My Chemical Romance take the stage to the strains of the Carpenters’ Yesterday Once More, its syrupy but heart-rending tones offering a reminder that MCR’s current tour is essentially about nostalgia: it celebrates the 20th anniversary of the release of the emo figureheads’ third album The Black Parade. An hour-long concept piece about a dying cancer patient, it was a band throwing everything they could think of at an album, apparently gripped by fear that the multi-platinum success of its predecessor, 2004’s Three Cheers for Sweet Revenge, would prove fleeting. It variously sounded like pop punk, Queen, Britpop, glam, heavy metal, Pink Floyd circa The Wall and Kurt Weill, so wilfully overblown that when Liza Minnelli made a guest appearance on vocals, the listener scarcely raised an eyebrow.
The end result succeeded in catapulting the band to even greater fame and its reputation has only increased in subsequent years – in some quarters, it’s openly described as the Sgt Pepper of emo. A 2019 feature in the New York Times detected its influence not merely in the work of a host of subsequent emo bands, but in the oeuvres of pop and rap names such as Juice WRLD, Lil Uzi Vert, 100 Gecs, Billie Eilish, Melanie Martinez and Post Malone.

Happily, My Chemical Romance seem to have decided that the best way to celebrate the album’s anniversary is not merely to perform the album in full, but to amp things up a bit, as if they’d come to the conclusion that the original was maybe a little too understated for its own good. It now arrives with an entirely new concept attached: a storyline about a dystopian dictatorship called Draag, which comes not merely with its own language, but its own alphabet, designed by frontman Gerard Way. Stern-faced government officials and soldiers stalk the stage while the band perform; an actor playing the country’s leader sits on a throne, impassive in shades; Way sings Welcome to the Black Parade from a lectern.
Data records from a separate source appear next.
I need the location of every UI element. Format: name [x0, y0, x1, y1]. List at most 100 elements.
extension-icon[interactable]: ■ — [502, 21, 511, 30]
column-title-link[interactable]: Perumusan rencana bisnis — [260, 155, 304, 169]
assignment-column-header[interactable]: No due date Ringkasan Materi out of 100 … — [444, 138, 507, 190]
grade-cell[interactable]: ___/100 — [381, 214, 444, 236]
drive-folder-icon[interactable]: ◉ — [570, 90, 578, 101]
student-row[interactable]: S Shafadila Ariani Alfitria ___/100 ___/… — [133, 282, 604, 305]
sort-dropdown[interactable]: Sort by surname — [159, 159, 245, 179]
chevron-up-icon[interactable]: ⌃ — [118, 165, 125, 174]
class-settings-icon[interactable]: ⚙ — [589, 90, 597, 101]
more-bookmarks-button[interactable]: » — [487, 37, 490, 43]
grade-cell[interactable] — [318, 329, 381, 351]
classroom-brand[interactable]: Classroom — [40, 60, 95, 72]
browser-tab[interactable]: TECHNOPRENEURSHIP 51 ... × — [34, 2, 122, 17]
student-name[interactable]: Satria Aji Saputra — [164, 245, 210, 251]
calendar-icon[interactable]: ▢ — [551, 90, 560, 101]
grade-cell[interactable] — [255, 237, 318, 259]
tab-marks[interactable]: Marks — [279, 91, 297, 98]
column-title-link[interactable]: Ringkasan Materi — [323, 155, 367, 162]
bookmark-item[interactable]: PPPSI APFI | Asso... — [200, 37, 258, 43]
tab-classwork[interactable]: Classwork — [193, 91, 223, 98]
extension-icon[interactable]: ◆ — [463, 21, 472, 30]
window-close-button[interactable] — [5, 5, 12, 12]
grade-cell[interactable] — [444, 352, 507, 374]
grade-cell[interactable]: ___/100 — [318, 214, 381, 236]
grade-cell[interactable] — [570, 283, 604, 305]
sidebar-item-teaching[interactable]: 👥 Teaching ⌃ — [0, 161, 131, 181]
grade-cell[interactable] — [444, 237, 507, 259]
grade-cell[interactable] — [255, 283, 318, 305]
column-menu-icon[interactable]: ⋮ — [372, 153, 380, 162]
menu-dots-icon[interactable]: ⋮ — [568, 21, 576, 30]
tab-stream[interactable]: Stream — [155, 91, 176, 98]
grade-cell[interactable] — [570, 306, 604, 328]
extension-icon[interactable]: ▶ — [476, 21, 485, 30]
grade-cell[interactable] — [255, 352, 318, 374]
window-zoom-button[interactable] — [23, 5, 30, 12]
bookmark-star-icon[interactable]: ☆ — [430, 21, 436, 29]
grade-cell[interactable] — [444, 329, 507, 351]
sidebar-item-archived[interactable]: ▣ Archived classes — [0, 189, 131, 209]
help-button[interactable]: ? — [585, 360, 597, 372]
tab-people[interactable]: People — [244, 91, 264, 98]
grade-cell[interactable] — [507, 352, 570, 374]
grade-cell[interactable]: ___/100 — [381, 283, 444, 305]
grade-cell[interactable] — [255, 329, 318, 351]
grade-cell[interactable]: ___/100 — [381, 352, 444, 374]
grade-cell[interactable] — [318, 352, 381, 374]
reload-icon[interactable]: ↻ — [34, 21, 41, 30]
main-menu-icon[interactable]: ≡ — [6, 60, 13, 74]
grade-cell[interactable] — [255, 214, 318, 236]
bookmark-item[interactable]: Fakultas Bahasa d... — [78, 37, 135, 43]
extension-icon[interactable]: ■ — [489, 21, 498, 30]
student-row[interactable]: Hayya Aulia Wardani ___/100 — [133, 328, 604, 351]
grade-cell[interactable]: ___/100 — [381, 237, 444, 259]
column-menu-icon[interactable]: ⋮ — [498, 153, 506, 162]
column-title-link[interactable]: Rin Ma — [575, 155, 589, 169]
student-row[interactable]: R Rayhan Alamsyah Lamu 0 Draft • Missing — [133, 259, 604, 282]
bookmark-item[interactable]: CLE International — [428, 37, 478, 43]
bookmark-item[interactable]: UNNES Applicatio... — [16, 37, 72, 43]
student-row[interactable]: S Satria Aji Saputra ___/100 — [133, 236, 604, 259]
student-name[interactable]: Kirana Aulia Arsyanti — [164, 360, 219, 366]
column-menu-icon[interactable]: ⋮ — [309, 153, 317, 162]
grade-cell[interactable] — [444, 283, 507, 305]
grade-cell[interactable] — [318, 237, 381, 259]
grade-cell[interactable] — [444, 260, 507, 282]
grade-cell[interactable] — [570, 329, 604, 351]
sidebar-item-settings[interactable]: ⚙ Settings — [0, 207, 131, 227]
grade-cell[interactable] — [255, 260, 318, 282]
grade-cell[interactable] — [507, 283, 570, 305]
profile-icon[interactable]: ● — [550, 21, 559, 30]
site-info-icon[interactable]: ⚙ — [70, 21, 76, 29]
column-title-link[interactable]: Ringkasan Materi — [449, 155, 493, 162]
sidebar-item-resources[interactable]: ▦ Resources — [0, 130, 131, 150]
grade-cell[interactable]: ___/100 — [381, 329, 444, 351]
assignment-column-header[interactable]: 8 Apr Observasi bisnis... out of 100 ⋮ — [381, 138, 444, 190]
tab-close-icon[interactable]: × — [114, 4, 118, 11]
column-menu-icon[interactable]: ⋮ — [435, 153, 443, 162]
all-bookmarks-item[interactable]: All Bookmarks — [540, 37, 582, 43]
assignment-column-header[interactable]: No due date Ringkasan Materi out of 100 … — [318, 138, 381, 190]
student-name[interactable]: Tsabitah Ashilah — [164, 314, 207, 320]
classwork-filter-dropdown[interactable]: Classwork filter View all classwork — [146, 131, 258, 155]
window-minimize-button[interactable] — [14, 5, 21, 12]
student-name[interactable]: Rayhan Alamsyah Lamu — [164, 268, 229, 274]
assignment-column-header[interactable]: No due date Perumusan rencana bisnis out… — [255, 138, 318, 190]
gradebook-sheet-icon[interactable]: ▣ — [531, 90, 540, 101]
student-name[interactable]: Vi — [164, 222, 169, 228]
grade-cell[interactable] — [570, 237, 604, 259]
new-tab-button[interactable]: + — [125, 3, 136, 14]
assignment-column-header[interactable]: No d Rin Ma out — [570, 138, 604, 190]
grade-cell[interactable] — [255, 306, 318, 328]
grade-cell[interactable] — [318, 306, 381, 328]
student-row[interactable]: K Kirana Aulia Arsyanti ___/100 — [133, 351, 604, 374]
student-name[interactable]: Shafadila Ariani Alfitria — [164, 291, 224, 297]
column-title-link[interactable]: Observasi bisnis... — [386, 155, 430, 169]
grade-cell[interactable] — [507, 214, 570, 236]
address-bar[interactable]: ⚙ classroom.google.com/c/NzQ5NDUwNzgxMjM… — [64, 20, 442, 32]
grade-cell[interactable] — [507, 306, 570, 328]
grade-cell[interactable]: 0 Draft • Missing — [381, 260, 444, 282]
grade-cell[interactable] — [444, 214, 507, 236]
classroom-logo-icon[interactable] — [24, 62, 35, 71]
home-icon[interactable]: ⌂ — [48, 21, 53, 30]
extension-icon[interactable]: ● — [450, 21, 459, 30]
It isn’t clear whether all this is intended as a comment on America’s slide into authoritarianism – though there’s definitely something of the ghastly obsequiousness that surrounds Donald Trump about Way’s description of the dictator as “the most handsome man alive” – but it isn’t entirely clear what’s supposed to be going on full stop. At one juncture, a mock execution by firing squad takes place in the centre of the crowd, followed by a burst of Boots Randolph’s Yakety Sax, better known as the theme from the Benny Hill Show. During Mama, a man with his back on fire runs across the stage. By the time the band reach Famous Last Words, most of the set is consumed by flames. Stuff about a nuclear war flashes across the big screens, which potentially explains the flames, but doesn’t explain why, midway through The End, Way is stabbed by a man dressed as a pierrot: he concludes the song prone on the stage, covered in blood, before the pierrot guy detonates a suicide vest.

It’s completely baffling, but, equally, it would take a monumental effort on the part of the viewer not to be entertained by the relentless bombardment of visual effects and hammy acting, and indeed the sense that My Chemical Romance themselves are abundantly aware of how preposterous it all is: Way sings the angsty ballad Cancer to a ventriloquist’s puppet. Moreover, the music on The Black Parade is more than strong enough to withstand whatever imagery the band throw at it: no matter what’s going on onstage, the actual songs cut through, whether it’s the T Rex-y glam of Teenagers, or I Don’t Love You, which is essentially Coldplay’s Yellow with dyed hair, piercings and copious kohl around the eyes.
A second set, flitting through the rest of their back catalogue, demonstrates all the more that classic songwriting is what underpins their grand concepts, and their ability to alchemise teen angst into the stuff of high drama. Performed without costumes, actors or special effects on a stage in the centre of the stadium, the songs are no less varied or melodically striking than those in the main event: the bratty glam of Vampire Money, Helena’s angsty arena rock, Na Na Na’s bold combination of thunderous punk rock and rococo Brian May-influenced soloing. For all the retrospection implicit in the event itself, it also sounds weirdly current, something underlined by the fact that a substantial proportion of the audience are visibly too young to remember this stuff being released. Should the reconstituted My Chemical Romance choose to forge ahead rather than simply looking back, one suspects they’d be overjoyed.